Yargıtay Kararı 1. Hukuk Dairesi 2018/2973 E. 2020/3173 K. 29.06.2020 T.

YARGITAY KARARI
DAİRE : 1. Hukuk Dairesi
ESAS NO : 2018/2973
KARAR NO : 2020/3173
KARAR TARİHİ : 29.06.2020

MAHKEMESİ :ASLİYE HUKUK MAHKEMESİ
DAVA TÜRÜ : TAPU İPTALİ VE TESCİL

Taraflar arasında görülen tapu iptal ve tescil davası sonucunda; yerel mahkemece davanın reddine ilişkin olarak verilen karar, davacı vekili tarafından süresinde duruşma istemli temyiz edilmiş olmakla; duruşma isteği değerden reddedilerek; Tetkik Hakimi …’ın düzenlemiş olduğu rapor okundu, açıklamaları dinlendi, dosya incelendi, gereği görüşülüp düşünüldü;
KARAR
Dava, inançlı işlem hukuksal nedenine dayalı iptal ve tescil isteğine ilişkindir.
Davacı, 5 nolu bağımsız bölümü davalı …’ye teminat vererek davalı adına bankadan kredi çektiğini, borcunu ödemesine rağmen taşınmazı teminat olarak elinde bulunduran …’in iade etmeyerek diğer davalı …’ye, …’nin de diğer davalı …’a satış suretiyle temlik ettiğini, davalıların iyiniyetli olmadıklarını, … ile …’ye borçlu olmadığının tespiti ile tapunun iptali ve adına tescile karar verilmesini istemiştir.
Davalılar, davanın reddini savunmuşlardır.
Mahkemece, iddianın ispatlanamadığı gerekçesiyle davanın reddine dair verilen karar Dairece “… dava, inançlı işlem hukuksal nedenine dayalı tapu iptal ve tescil isteğine ilişkindir.. Somut olaya gelince; mahkemece yapılan inceleme ve araştırma hüküm vermeye yeterli değildir.
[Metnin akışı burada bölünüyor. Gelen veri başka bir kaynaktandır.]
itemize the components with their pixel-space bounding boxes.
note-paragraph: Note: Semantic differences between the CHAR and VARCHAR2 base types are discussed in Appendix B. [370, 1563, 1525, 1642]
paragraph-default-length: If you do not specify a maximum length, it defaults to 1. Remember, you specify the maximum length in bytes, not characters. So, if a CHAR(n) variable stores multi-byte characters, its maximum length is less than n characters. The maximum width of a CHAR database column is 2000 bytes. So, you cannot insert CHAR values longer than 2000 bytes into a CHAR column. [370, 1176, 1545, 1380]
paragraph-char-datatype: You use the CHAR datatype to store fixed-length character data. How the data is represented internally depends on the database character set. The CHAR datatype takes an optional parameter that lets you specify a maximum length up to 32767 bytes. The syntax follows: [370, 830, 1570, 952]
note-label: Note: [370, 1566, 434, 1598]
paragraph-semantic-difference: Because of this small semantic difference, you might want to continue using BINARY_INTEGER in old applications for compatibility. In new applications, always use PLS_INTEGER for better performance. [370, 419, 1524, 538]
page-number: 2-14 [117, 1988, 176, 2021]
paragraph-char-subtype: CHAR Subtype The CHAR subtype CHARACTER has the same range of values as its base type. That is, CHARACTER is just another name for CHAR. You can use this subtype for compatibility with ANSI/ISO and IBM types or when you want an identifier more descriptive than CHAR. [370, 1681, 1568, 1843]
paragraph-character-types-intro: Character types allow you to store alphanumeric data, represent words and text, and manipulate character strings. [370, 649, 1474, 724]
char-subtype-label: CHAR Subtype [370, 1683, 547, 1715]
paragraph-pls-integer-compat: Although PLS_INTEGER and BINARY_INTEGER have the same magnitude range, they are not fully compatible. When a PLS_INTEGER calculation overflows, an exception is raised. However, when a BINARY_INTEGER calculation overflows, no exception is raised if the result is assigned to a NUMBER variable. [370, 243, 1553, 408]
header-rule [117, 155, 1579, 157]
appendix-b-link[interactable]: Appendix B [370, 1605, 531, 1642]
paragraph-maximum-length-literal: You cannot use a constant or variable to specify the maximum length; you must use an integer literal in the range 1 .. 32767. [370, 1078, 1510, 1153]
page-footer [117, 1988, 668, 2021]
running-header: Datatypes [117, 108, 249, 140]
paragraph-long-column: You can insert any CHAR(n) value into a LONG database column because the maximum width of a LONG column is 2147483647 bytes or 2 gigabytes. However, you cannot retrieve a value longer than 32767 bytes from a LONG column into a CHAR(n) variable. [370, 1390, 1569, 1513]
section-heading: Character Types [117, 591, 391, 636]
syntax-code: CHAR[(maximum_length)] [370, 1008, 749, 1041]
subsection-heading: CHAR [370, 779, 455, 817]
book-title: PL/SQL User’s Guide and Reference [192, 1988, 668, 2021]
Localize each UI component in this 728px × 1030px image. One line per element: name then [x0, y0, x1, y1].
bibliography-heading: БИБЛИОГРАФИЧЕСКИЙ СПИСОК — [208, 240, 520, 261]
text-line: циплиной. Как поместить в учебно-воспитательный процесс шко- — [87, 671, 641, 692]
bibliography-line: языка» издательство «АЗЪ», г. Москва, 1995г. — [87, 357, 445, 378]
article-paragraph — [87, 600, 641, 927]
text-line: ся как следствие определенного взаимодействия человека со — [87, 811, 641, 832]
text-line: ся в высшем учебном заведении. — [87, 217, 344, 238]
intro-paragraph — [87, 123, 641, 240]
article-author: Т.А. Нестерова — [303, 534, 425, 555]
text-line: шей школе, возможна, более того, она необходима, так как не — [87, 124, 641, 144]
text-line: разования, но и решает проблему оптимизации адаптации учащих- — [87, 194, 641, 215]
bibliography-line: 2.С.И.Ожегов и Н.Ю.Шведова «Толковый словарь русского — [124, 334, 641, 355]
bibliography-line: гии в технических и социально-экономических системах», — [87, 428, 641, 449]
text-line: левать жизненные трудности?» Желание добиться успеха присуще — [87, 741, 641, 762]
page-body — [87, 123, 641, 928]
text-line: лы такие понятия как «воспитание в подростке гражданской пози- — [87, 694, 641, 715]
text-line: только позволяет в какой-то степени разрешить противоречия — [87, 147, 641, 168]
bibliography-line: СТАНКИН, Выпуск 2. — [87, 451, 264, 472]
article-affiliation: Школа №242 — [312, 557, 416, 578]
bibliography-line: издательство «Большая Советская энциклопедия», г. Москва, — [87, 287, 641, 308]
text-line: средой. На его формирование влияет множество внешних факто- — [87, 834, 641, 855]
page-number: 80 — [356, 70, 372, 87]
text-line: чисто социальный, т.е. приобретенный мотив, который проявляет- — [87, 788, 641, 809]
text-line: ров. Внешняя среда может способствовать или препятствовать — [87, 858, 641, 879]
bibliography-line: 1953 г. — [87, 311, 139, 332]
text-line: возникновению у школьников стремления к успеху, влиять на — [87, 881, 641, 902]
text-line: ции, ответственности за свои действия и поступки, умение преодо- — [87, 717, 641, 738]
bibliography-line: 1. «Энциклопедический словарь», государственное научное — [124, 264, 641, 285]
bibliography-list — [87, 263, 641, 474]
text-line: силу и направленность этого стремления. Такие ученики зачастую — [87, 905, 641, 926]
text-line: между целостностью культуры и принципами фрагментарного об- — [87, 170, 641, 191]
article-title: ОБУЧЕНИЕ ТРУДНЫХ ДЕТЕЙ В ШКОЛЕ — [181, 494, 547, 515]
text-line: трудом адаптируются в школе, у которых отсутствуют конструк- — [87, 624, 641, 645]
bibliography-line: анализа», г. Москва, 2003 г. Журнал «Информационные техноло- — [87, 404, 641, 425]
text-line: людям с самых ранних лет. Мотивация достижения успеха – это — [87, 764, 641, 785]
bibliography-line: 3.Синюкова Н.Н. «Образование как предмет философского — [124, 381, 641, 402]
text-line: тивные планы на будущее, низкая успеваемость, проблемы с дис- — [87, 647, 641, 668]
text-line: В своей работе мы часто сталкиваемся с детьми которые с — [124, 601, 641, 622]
Hal böyle olunca, davacı iddiasını kredi sözleşmesine dayandırdığından davacının taşınmazı temlik ettiği …’nin satış nedeniyle kredi kullanıp kullanmadığı hususunun davacıya da sorularak açıklığa kavuşturulması, inançlı işlemin belgesi niteliğinde yazılı belge ya da yazılı delil başlangıcı niteliğinde bir belge olup olmadığı hususunun araştırılması ve sonucuna göre karar verilmesi gerekirken eksik inceleme ile yetinilerek hüküm tesisi isabetli olmamıştır…” gerekçesiyle bozulmuş, mahkemece bozma ilamına uyularak yazılı delil sunulmadığı, davalı …’nin çekişme konusu taşınmazı 2007 yılında sattığı, davanın 2010 yılının 9. ayında açıldığı, davalı …’ın iyiniyetli 3. kişi olduğu, aksini ispatlar delilin olmadığı, son … …’in de iyiniyetli olduğu, davalı …’nin konut kredisi kullanmadığı, inançlı işlem iddiasının ispatlanamadığı gerekçesiyle iptal tescil isteğinin reddine, hukuki yarar bulunmadığı gerekçesiyle tespit isteminin reddine karar verilmiştir.
Mahkemece bozma ilamına uyulmuş ancak bozma gerekleri yerine getirilmemiştir.
Şöyle ki; davacı tarafça davalı …’ın çektiği krediye ilişkin ödeme makbuzları ibraz edilmiş olup, bu makbuzların bozma ilamında belirtildiği gibi HMK’nın 202. maddesin de belirtilen delil başlangıcı sayılacağı kuşkusuzdur.
Hâl böyle olunca; anılan belgelerin delil başlangıcı olarak kabulü ile tanık dahil tüm deliller bir arada değerlendirilerek davacının yaptığı temlikin inançlı işleme dayalı olduğu kanaatine varılması halinde; 6098 sayılı Türk Borçlar Yasasının 97. maddesi hükümleri gereğince davacının ödenmemiş borcunun bulunup bulunmadığı tespit edilerek depo kararı husunun dikkate alınması ve hasıl olacak sonuca göre bir karar verilmesi gerekirken yanılgılı değerlendirme ve noksan tahkikatla yetinilerek yazılı olduğu üzere davanın reddine karar verilmiş olması isabetsizdir.
Davacı vekilinin bu yöne değinen temyiz itirazları yerindedir. Kabulüyle hükmün açıklanan nedenlerden ötürü (6100 sayılı Yasanın geçici 3.maddesi yollaması ile) 1086 sayılı HUMK’un 428.maddesi gereğince BOZULMASINA, alınan peşin harcın temyiz eden davacıya 29.06.2020 tarihinde oybirliğiyle karar verildi.